When will this end, I am thinking. And, with sweat running down my forehead, how can I survive it? Welcome to the Church of Santo Daime, one of the fastest growing religions in the world. Its mixture of Christianity, South American shamanism and African animism is proving irresistible to thousands of new believers across the globe. But it is its central sacrament, ayahuasca, a powerful hallucinogenic brew made from rainforest plants – a brew that I have just drunk – that makes the Church so appealing to some yet so controversial to others.”
Scientific American is running a broad overview of past and present research with hallucinogens:
Before 1972, close to 700 studies with psychedelic drugs took place. The research suggested that psychedelics offered significant benefits: they helped recovering alcoholics abstain, soothed the anxieties of terminal cancer patients, and eased the symptoms of many difficult-to-treat psychiatric illnesses, such as obsessive-compulsive disorder.
For example, between 1967 and 1972 studies in terminal cancer patients by psychiatrist Stanislav Grof and his colleagues at Spring Grove State Hospital in Baltimore showed that LSD combined with psychotherapy could alleviate symptoms of depression, tension, anxiety, sleep disturbances, psychological withdrawal and even severe physical pain. Other investigators during this era found that LSD may have some interesting potential as a means to facilitate creative problem solving.
Between 1972 and 1990 there were no human studies with psychedelic drugs. Their disappearance was the result of a political backlash that followed the promotion of these drugs by the 1960s counterculture.
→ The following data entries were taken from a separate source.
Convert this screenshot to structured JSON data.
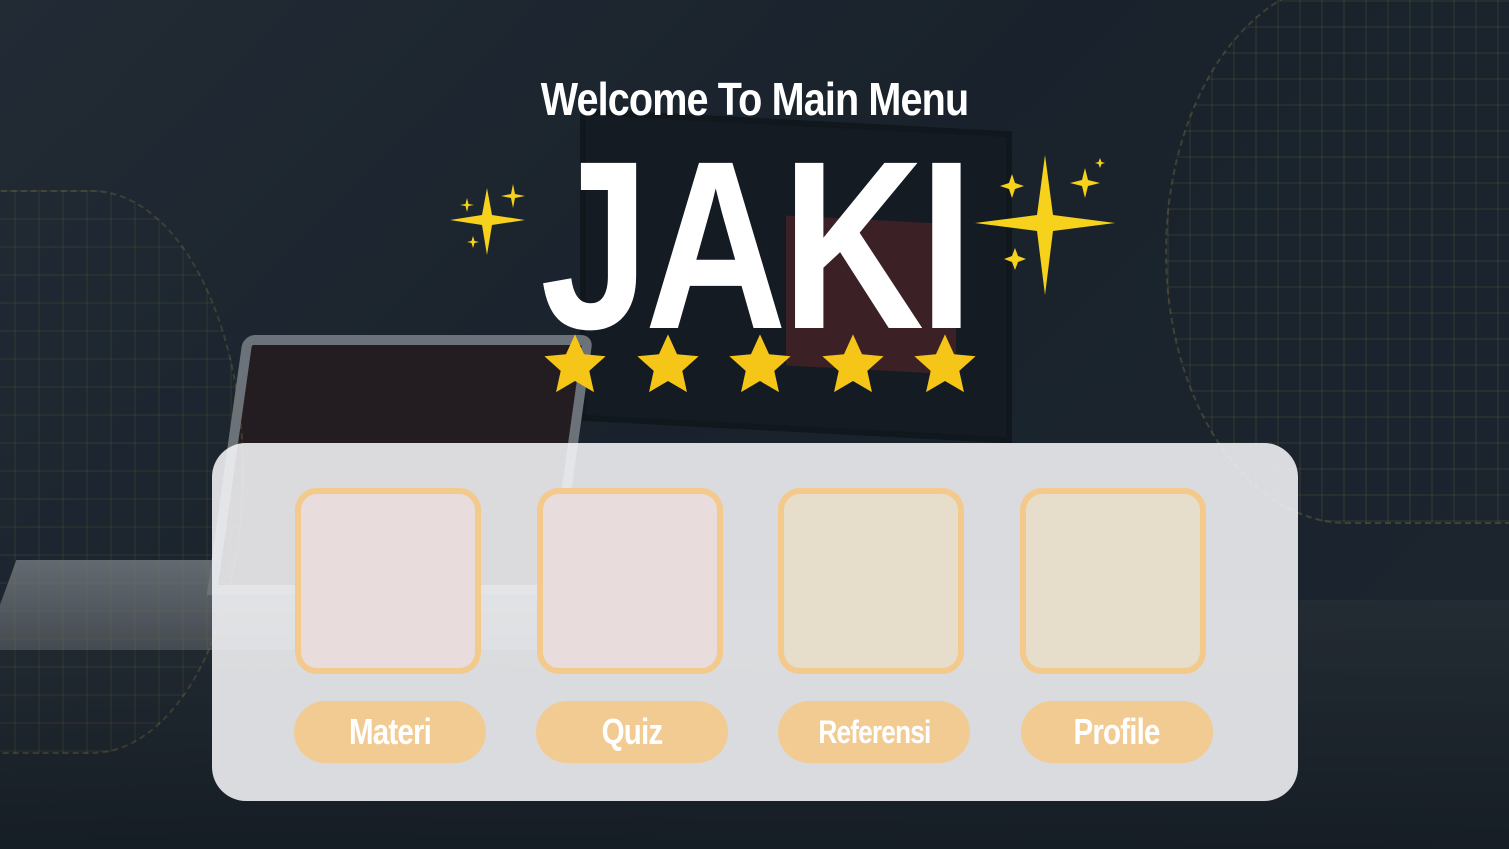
{
  "header": {
    "welcome": "Welcome To Main Menu",
    "title": "JAKI"
  },
  "rating": {
    "stars": 5
  },
  "menu": {
    "items": [
      {
        "label": "Materi",
        "card_color": "#e8dcdc"
      },
      {
        "label": "Quiz",
        "card_color": "#e8dcdc"
      },
      {
        "label": "Referensi",
        "card_color": "#e6ddca"
      },
      {
        "label": "Profile",
        "card_color": "#e6ddca"
      }
    ]
  },
  "colors": {
    "accent": "#f2cb93",
    "star": "#f5c518",
    "sparkle": "#f7d21c",
    "text": "#ffffff"
  }
}
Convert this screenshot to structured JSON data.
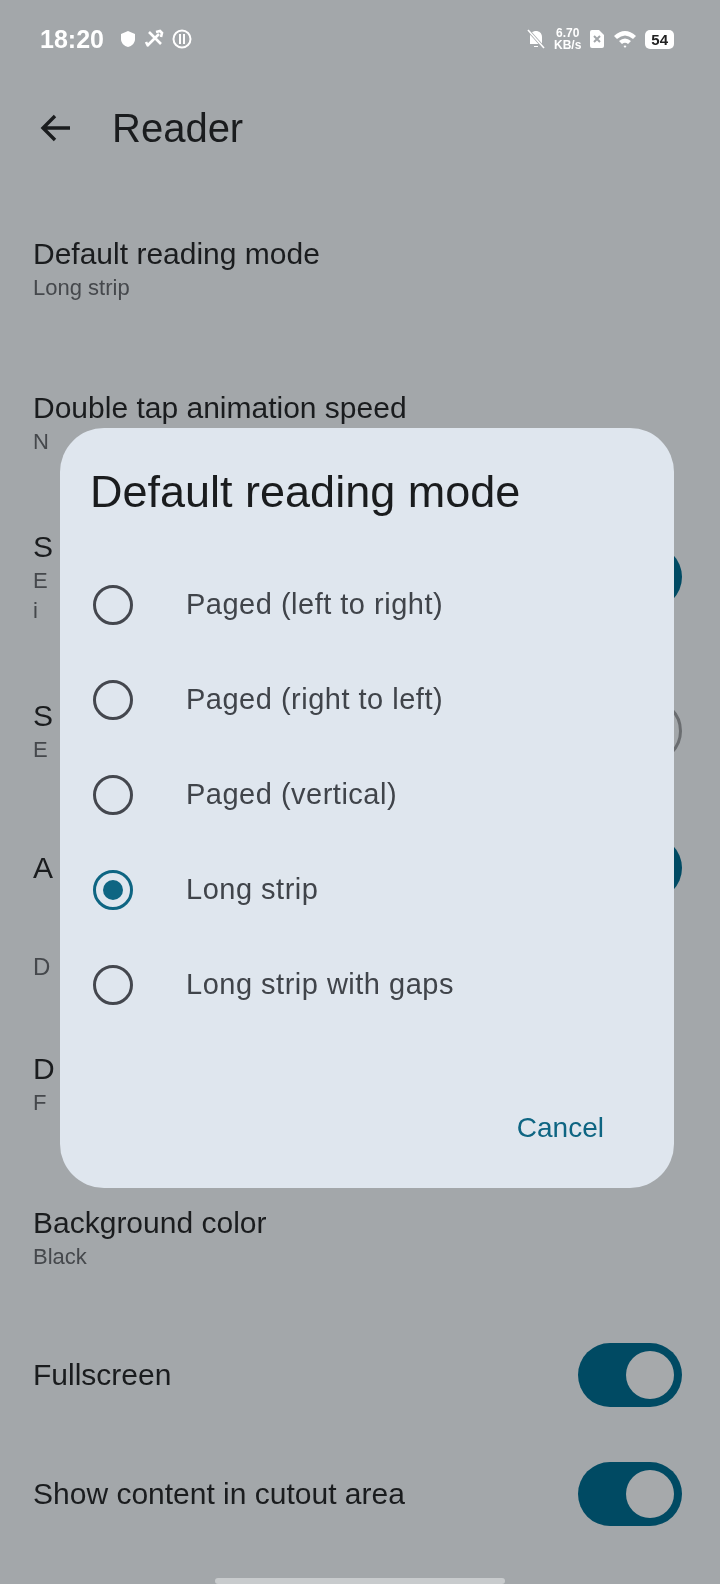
{
  "status_bar": {
    "time": "18:20",
    "net_speed": "6.70",
    "net_unit": "KB/s",
    "battery": "54"
  },
  "header": {
    "title": "Reader"
  },
  "settings": [
    {
      "kind": "setting",
      "title": "Default reading mode",
      "subtitle_lines": [
        "Long strip"
      ]
    },
    {
      "kind": "setting",
      "title": "Double tap animation speed",
      "subtitle_lines": [
        "N"
      ]
    },
    {
      "kind": "toggle",
      "title": "S",
      "subtitle_lines": [
        "E",
        "i"
      ],
      "on": true
    },
    {
      "kind": "toggle",
      "title": "S",
      "subtitle_lines": [
        "E"
      ],
      "on": false
    },
    {
      "kind": "toggle",
      "title": "A",
      "on": true
    },
    {
      "kind": "header",
      "title": "D"
    },
    {
      "kind": "setting",
      "title": "D",
      "subtitle_lines": [
        "F"
      ]
    },
    {
      "kind": "setting",
      "title": "Background color",
      "subtitle_lines": [
        "Black"
      ]
    },
    {
      "kind": "toggle",
      "title": "Fullscreen",
      "on": true
    },
    {
      "kind": "toggle",
      "title": "Show content in cutout area",
      "on": true
    }
  ],
  "dialog": {
    "title": "Default reading mode",
    "options": [
      {
        "label": "Paged (left to right)",
        "selected": false
      },
      {
        "label": "Paged (right to left)",
        "selected": false
      },
      {
        "label": "Paged (vertical)",
        "selected": false
      },
      {
        "label": "Long strip",
        "selected": true
      },
      {
        "label": "Long strip with gaps",
        "selected": false
      }
    ],
    "cancel": "Cancel"
  }
}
This reaction not only made these substances illegal for personal use but also made it extremely difficult for researchers to get government approval to study them.
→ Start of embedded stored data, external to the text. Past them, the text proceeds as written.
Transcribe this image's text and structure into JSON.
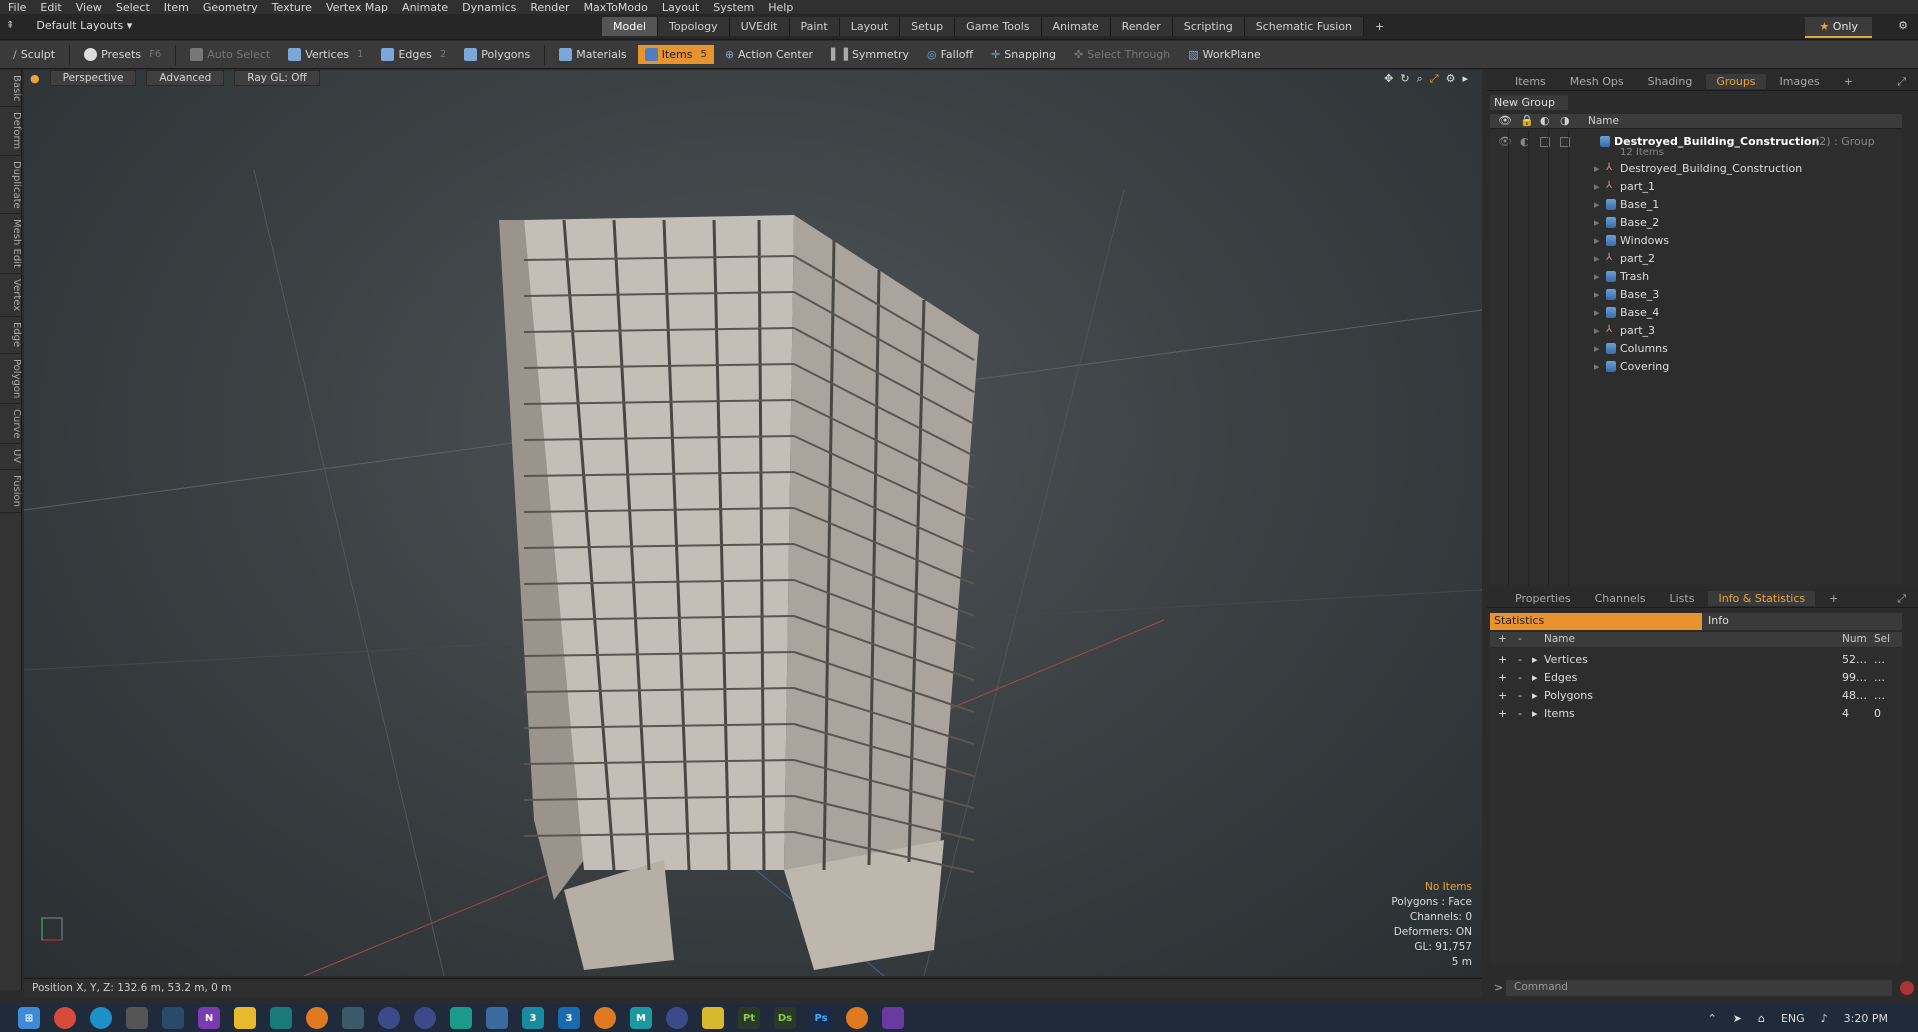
{
  "menu": [
    "File",
    "Edit",
    "View",
    "Select",
    "Item",
    "Geometry",
    "Texture",
    "Vertex Map",
    "Animate",
    "Dynamics",
    "Render",
    "MaxToModo",
    "Layout",
    "System",
    "Help"
  ],
  "layout": {
    "default_layouts": "Default Layouts",
    "tabs": [
      "Model",
      "Topology",
      "UVEdit",
      "Paint",
      "Layout",
      "Setup",
      "Game Tools",
      "Animate",
      "Render",
      "Scripting",
      "Schematic Fusion"
    ],
    "active_tab": "Model",
    "plus": "+",
    "only": "Only"
  },
  "toolbar": {
    "sculpt": "Sculpt",
    "presets": "Presets",
    "presets_key": "F6",
    "auto_select": "Auto Select",
    "vertices": "Vertices",
    "vertices_key": "1",
    "edges": "Edges",
    "edges_key": "2",
    "polygons": "Polygons",
    "materials": "Materials",
    "items": "Items",
    "items_key": "5",
    "action_center": "Action Center",
    "symmetry": "Symmetry",
    "falloff": "Falloff",
    "snapping": "Snapping",
    "select_through": "Select Through",
    "workplane": "WorkPlane"
  },
  "left_tabs": [
    "Basic",
    "Deform",
    "Duplicate",
    "Mesh Edit",
    "Vertex",
    "Edge",
    "Polygon",
    "Curve",
    "UV",
    "Fusion"
  ],
  "viewport": {
    "perspective": "Perspective",
    "advanced": "Advanced",
    "raygl": "Ray GL: Off",
    "info": {
      "no_items": "No Items",
      "polygons": "Polygons : Face",
      "channels": "Channels: 0",
      "deformers": "Deformers: ON",
      "gl": "GL: 91,757",
      "scale": "5 m"
    }
  },
  "status": {
    "position": "Position X, Y, Z:  132.6 m, 53.2 m, 0 m"
  },
  "top_panel": {
    "tabs": [
      "Items",
      "Mesh Ops",
      "Shading",
      "Groups",
      "Images"
    ],
    "active": "Groups",
    "plus": "+",
    "new_group": "New Group",
    "name_col": "Name",
    "group": {
      "name": "Destroyed_Building_Construction",
      "count": "(2)",
      "kind": ": Group",
      "items_count": "12 Items"
    },
    "items": [
      {
        "name": "Destroyed_Building_Construction",
        "type": "mesh-item"
      },
      {
        "name": "part_1",
        "type": "mesh-item"
      },
      {
        "name": "Base_1",
        "type": "group"
      },
      {
        "name": "Base_2",
        "type": "group"
      },
      {
        "name": "Windows",
        "type": "group"
      },
      {
        "name": "part_2",
        "type": "mesh-item"
      },
      {
        "name": "Trash",
        "type": "group"
      },
      {
        "name": "Base_3",
        "type": "group"
      },
      {
        "name": "Base_4",
        "type": "group"
      },
      {
        "name": "part_3",
        "type": "mesh-item"
      },
      {
        "name": "Columns",
        "type": "group"
      },
      {
        "name": "Covering",
        "type": "group"
      }
    ]
  },
  "bottom_panel": {
    "tabs": [
      "Properties",
      "Channels",
      "Lists",
      "Info & Statistics"
    ],
    "active": "Info & Statistics",
    "plus": "+",
    "statistics": "Statistics",
    "info": "Info",
    "cols": {
      "name": "Name",
      "num": "Num",
      "sel": "Sel"
    },
    "rows": [
      {
        "name": "Vertices",
        "num": "52…",
        "sel": "…"
      },
      {
        "name": "Edges",
        "num": "99…",
        "sel": "…"
      },
      {
        "name": "Polygons",
        "num": "48…",
        "sel": "…"
      },
      {
        "name": "Items",
        "num": "4",
        "sel": "0"
      }
    ]
  },
  "command": {
    "placeholder": "Command"
  },
  "taskbar": {
    "time": "3:20 PM",
    "lang": "ENG"
  }
}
Things began to change in 1990, when ‘open-minded regulators at the FDA decided to put science before politics when it came to psychedelic and medical marijuana research,’ says Rick Doblin, a public policy expert and head of the Multidisciplinary Association for Psychedelic Studies (MAPS). ‘FDA openness to research is really the key factor. Also, senior researchers who were influenced by psychedelics in the sixties now are speaking up before they retire and have earned credibility.’ Chemist and neuropharmacologist David E. Nichols of Purdue University adds, ‘Baby boomers who experienced the psychedelic sixties are now mature scientists and clinicians who have retained their curiosity but only recently had the opportunity to reexplore these substances.’